His wife Lee falls ill in a predictable plot development. That the film has never indicated that she has any life of her own makes her hardly more than a cypher & a puppet for the plot, so we don't feel the tragedy of her demise & only Martin Arrowsmith's grief matters, & his sense of his own fault in Lee's death.
His grief shakes him back to humanity. He throws his cruel experiments out the door, gets drunk, & when sobered begins at last to treat people for their illnesses rather than to experiment on them.
Based as it is on the 1925 Pulitzer Prize novel by Sinclair Lewis, Lewis always has a political or "peoples' advocacy" point to his fiction, & his declined Pulitzer & his Nobel Prize notwithstandng, he was not a good writer of fiction but only of politics.
John Ford has attempted to find the story, & Coleman has attempted to play the character, but it does remain rather more politics than fiction.
The film like the novel becomes an indictment of scientific process. When Arrowsmith decides to pretend to treat half his patients, & to actually treat only the other half for comparison, this is how it is really done even today. Treatments can only be assessed by comparison to a control group of the untreated.

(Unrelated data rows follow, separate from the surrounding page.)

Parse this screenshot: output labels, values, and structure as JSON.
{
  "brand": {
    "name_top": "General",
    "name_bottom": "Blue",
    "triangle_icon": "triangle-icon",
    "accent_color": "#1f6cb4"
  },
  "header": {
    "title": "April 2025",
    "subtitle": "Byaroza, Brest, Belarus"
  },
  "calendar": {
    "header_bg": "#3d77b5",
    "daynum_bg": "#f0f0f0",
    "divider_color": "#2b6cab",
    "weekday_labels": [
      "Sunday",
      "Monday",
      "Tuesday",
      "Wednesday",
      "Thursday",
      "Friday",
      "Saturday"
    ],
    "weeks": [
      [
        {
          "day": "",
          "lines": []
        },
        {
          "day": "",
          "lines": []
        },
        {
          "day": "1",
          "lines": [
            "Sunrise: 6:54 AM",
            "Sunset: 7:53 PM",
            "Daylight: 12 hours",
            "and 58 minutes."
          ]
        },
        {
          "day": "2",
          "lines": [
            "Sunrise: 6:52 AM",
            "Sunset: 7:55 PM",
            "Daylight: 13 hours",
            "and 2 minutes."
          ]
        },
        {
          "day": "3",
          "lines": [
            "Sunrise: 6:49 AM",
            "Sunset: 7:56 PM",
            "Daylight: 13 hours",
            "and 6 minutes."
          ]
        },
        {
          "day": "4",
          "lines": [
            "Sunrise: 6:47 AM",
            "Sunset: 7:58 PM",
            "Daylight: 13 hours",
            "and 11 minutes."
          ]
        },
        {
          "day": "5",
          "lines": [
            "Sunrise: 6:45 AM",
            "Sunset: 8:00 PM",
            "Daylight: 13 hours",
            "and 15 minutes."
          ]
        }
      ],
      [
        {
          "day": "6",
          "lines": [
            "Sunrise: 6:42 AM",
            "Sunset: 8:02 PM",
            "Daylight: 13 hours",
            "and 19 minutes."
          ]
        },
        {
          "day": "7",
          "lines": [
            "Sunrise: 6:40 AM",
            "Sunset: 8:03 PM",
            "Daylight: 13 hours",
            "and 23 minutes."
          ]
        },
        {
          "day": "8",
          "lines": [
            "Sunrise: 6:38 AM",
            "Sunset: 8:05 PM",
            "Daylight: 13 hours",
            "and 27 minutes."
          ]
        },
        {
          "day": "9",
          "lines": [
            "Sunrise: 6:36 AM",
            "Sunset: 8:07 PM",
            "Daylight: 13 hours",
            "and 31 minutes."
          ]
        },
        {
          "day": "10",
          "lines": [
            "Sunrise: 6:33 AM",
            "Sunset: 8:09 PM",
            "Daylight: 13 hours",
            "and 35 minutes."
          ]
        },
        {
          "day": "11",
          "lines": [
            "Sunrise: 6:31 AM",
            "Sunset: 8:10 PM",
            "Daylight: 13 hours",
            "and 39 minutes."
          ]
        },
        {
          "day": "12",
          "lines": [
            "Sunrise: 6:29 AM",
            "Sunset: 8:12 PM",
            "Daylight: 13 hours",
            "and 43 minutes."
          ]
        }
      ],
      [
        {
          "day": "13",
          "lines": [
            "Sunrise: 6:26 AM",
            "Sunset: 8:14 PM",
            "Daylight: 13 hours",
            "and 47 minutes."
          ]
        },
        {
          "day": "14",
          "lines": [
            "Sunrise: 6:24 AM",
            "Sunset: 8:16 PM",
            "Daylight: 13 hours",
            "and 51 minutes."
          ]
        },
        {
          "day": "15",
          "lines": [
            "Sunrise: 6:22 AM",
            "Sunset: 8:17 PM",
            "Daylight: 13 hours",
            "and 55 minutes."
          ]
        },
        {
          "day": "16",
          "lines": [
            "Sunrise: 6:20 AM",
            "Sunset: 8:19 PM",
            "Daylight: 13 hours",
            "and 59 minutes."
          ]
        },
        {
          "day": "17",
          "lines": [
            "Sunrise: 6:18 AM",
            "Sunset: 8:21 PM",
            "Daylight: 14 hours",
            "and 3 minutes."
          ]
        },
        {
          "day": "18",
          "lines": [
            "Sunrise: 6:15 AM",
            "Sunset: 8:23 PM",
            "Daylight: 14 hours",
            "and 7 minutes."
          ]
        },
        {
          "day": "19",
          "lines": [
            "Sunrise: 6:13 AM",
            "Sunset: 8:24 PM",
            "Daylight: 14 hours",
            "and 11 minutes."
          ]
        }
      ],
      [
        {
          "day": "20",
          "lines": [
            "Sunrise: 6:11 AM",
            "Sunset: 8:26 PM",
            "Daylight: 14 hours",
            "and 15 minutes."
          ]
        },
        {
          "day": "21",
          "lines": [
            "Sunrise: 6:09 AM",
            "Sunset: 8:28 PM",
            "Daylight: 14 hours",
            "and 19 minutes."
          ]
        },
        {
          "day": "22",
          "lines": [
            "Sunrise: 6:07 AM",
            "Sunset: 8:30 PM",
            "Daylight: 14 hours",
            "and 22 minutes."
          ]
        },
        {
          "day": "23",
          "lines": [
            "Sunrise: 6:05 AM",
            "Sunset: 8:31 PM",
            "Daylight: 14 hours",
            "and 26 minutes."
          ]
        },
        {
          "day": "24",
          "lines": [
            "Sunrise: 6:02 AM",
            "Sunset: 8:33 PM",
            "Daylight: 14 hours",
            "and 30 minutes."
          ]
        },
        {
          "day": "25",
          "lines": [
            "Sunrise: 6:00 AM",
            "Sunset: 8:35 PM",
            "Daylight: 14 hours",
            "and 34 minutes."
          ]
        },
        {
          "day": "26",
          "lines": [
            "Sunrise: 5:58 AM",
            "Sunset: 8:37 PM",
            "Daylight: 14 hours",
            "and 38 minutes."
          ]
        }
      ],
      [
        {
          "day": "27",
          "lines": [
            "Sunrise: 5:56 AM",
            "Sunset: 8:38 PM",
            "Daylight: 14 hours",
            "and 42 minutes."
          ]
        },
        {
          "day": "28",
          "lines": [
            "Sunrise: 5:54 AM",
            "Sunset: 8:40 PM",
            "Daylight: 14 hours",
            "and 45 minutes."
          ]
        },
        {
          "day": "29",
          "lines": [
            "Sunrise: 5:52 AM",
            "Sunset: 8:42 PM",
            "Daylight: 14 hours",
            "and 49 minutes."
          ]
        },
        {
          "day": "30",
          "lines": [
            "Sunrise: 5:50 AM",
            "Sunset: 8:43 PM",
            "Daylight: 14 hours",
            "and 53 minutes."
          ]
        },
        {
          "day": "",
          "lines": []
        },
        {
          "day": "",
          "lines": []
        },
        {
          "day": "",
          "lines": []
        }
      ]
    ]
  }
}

Quite some while back I worked as an editor of medical papers in a research hospital at the University of Washington, & can attest to the diminished humanity of research physicians. They harden themselves first to the torture of animals for the sake of science & then very easily transfer to people what they learned about lack of compassion & ease of torture.
They lose no sleep over doubleblind studies conducted on the desparately ill, embracing the falsehood that uninsured uneducated white trash who had no other option for treatment understood full well that the odds were fifty-fifty the doctor was only pretending to be giving valuable care while watching their disease progress untreated.
It's an interesting nazistic dilemma built into the system, & it's surprising that it is so rarely the subject of art, film, literature, or even just plain activism. And while Arrowsmith is not a completely successful film, it is certainly thought provoking.